Well, both conventions have come and gone, Labor Day was twelve hours ago, and Donald Trump is leading Hillary Clinton again, sort of—a CNN/ORC poll has Trump leading Clinton by two points, meaning that they are effectively tied. So, is it time to panic now?

Nope.

Clinton has finally shed the sizable bounce she got after the DNC, but she is still in a pretty good place if you look at the big picture. National polls like the CNN/ORC poll matter less than national polling averages, where Clinton still leads Trump, as The Washington Post’s Greg Sargent points out, by three to five points, and state polling averages, where Clinton is leading Trump in most of the key swing states. Trump is still struggling with every category of voters who aren’t non-college educated whites, and there’s no sign that he’s making necessary inroads with voters outside of his base, which helps explain why he’s rarely ever captured more than 45 percent of the vote in any individual poll.

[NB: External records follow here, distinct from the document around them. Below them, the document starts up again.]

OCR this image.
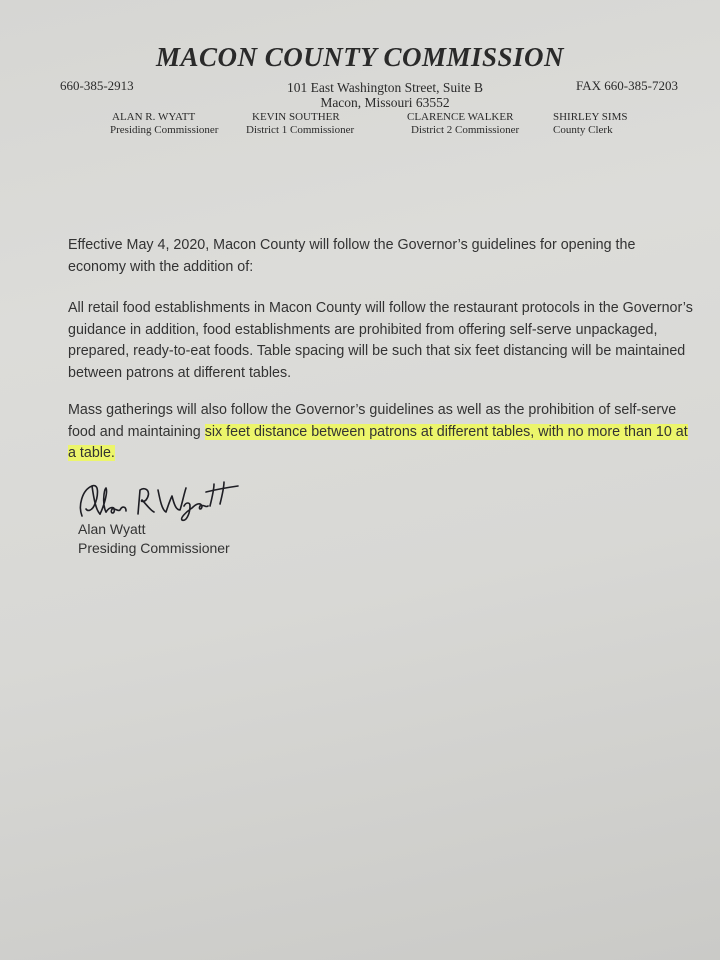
MACON COUNTY COMMISSION
660-385-2913	101 East Washington Street, Suite B
Macon, Missouri 63552
FAX 660-385-7203
ALAN R. WYATT
Presiding Commissioner
KEVIN SOUTHER
District 1 Commissioner
CLARENCE WALKER
District 2 Commissioner
SHIRLEY SIMS
County Clerk

Effective May 4, 2020, Macon County will follow the Governor’s guidelines for opening the economy with the addition of:

All retail food establishments in Macon County will follow the restaurant protocols in the Governor’s guidance in addition, food establishments are prohibited from offering self-serve unpackaged, prepared, ready-to-eat foods. Table spacing will be such that six feet distancing will be maintained between patrons at different tables.

Mass gatherings will also follow the Governor’s guidelines as well as the prohibition of self-serve food and maintaining six feet distance between patrons at different tables, with no more than 10 at a table.

Alan Wyatt
Presiding Commissioner
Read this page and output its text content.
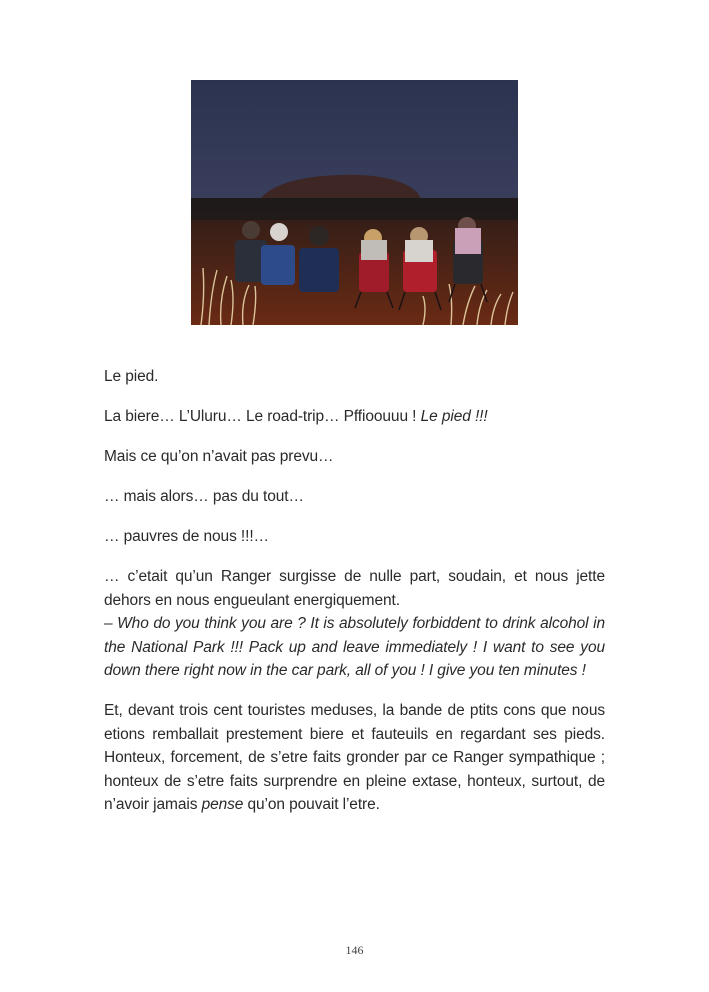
Le pied.

La biere… L’Uluru… Le road-trip… Pffioouuu ! Le pied !!!

Mais ce qu’on n’avait pas prevu…

… mais alors… pas du tout…

… pauvres de nous !!!…

… c’etait qu’un Ranger surgisse de nulle part, soudain, et nous jette dehors en nous engueulant energiquement.
– Who do you think you are ? It is absolutely forbiddent to drink alcohol in the National Park !!! Pack up and leave immediately ! I want to see you down there right now in the car park, all of you ! I give you ten minutes !

Et, devant trois cent touristes meduses, la bande de ptits cons que nous etions remballait prestement biere et fauteuils en regardant ses pieds. Honteux, forcement, de s’etre faits gronder par ce Ranger sympathique ; honteux de s’etre faits surprendre en pleine extase, honteux, surtout, de n’avoir jamais pense qu’on pouvait l’etre.

146
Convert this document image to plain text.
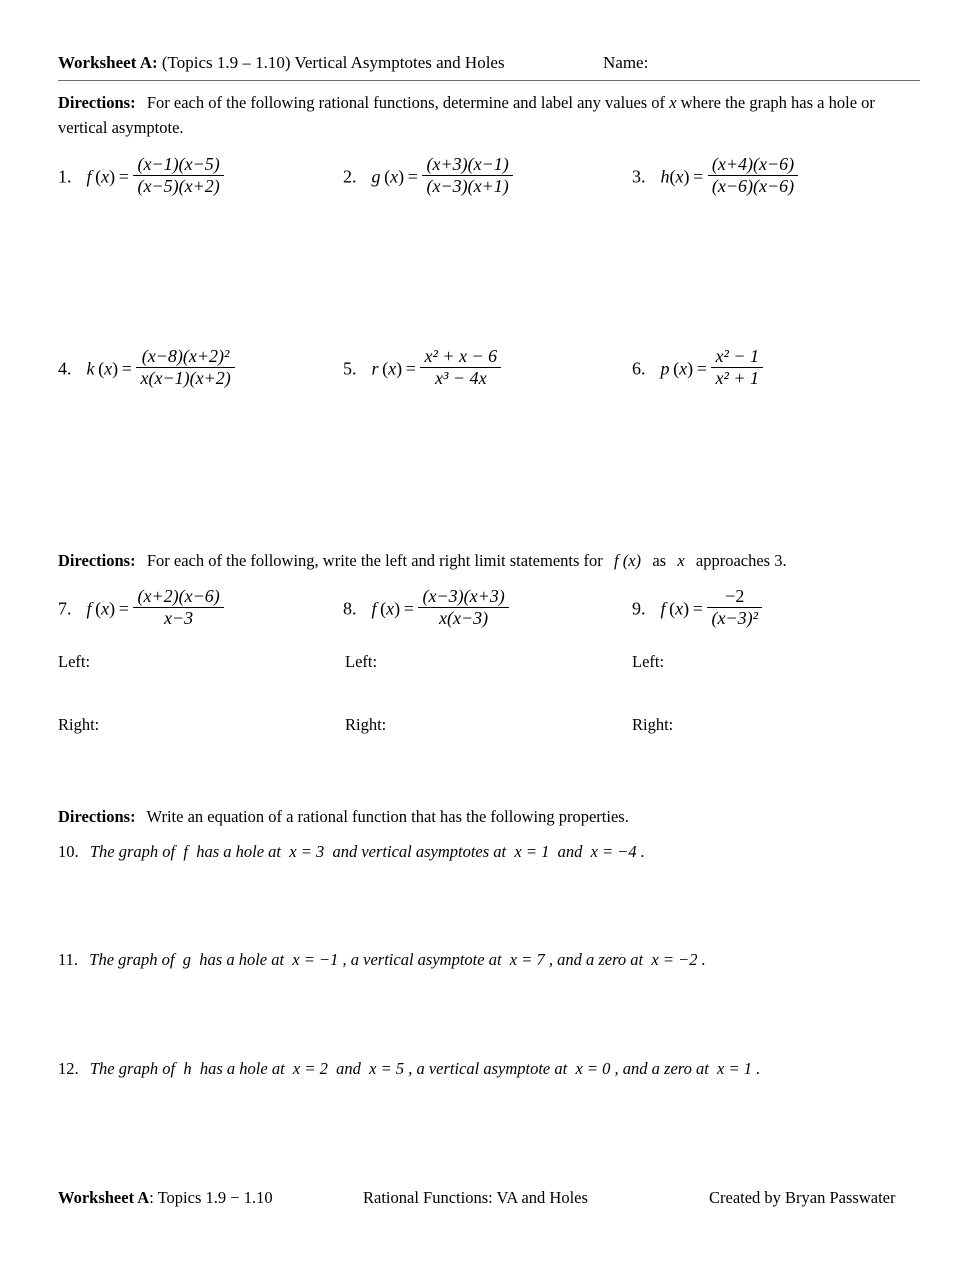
Worksheet A: (Topics 1.9 – 1.10) Vertical Asymptotes and Holes	Name:
Directions: For each of the following rational functions, determine and label any values of x where the graph has a hole or vertical asymptote.
1. f $(x) = \frac{(x-1)(x-5)}{(x-5)(x+2)}$	2. g $(x) = \frac{(x+3)(x-1)}{(x-3)(x+1)}$	3. $h(x) = \frac{(x+4)(x-6)}{(x-6)(x-6)}$
4. k $(x) = \frac{\text{(x−8)(x+2)²}}{x(x-1)(x+2)}$	5. r $(x) = \frac{\text{x² + x − 6}}{\text{x³ − 4x}}$	6. p $(x) = \frac{\text{x² − 1}}{\text{x² + 1}}$
Directions: For each of the following, write the left and right limit statements for f (x) as x approaches 3.
7. f $(x) = \frac{(x+2)(x-6)}{x-3}$
Left:
Right:
8. f $(x) = \frac{(x-3)(x+3)}{x(x-3)}$
Left:
Right:
9. f $(x) = \frac{-2}{\text{(x−3)²}}$
Left:
Right:
Directions: Write an equation of a rational function that has the following properties.
10. The graph of  f  has a hole at  x = 3  and vertical asymptotes at  x = 1  and  x = −4 .
11. The graph of  g  has a hole at  x = −1 , a vertical asymptote at  x = 7 , and a zero at  x = −2 .
12. The graph of  h  has a hole at  x = 2  and  x = 5 , a vertical asymptote at  x = 0 , and a zero at  x = 1 .
Worksheet A: Topics 1.9 − 1.10	Rational Functions: VA and Holes	Created by Bryan Passwater
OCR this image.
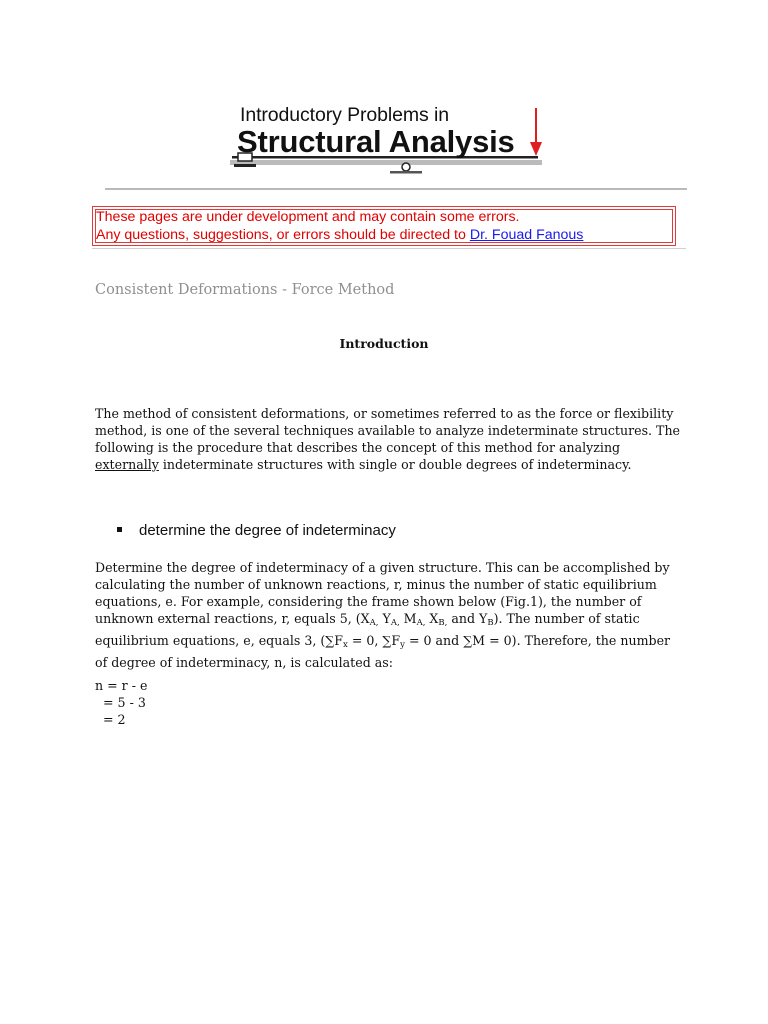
Introductory Problems in
Structural Analysis
These pages are under development and may contain some errors.
Any questions, suggestions, or errors should be directed to Dr. Fouad Fanous
Consistent Deformations - Force Method
Introduction

The method of consistent deformations, or sometimes referred to as the force or flexibility method, is one of the several techniques available to analyze indeterminate structures. The following is the procedure that describes the concept of this method for analyzing externally indeterminate structures with single or double degrees of indeterminacy.

determine the degree of indeterminacy

Determine the degree of indeterminacy of a given structure. This can be accomplished by calculating the number of unknown reactions, r, minus the number of static equilibrium equations, e. For example, considering the frame shown below (Fig.1), the number of unknown external reactions, r, equals 5, ($X_{A,}$ $Y_{A,}$ $M_{A,}$ $X_{B,}$ and $Y_B$). The number of static equilibrium equations, e, equals 3, ($\sum F_x = 0$, $\sum F_y = 0$ and ∑M = 0). Therefore, the number of degree of indeterminacy, n, is calculated as:

n = r - e
= 5 - 3
= 2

Clinton’s supporters—and anyone who doesn’t want Donald Trump to be president—are understandably jumpy, but with less than seventy days to the election, the fundamentals all look pretty good for Clinton. For now, Trump’s lead in a couple of polls looks a bit like Clinton’s cough—it grabs headlines and drives traffic, but doesn’t tell us anything particularly meaningful about the election itself. Of course, Clinton’s lead isn’t insurmountable and the race is getting tighter, but it’s not time to panic.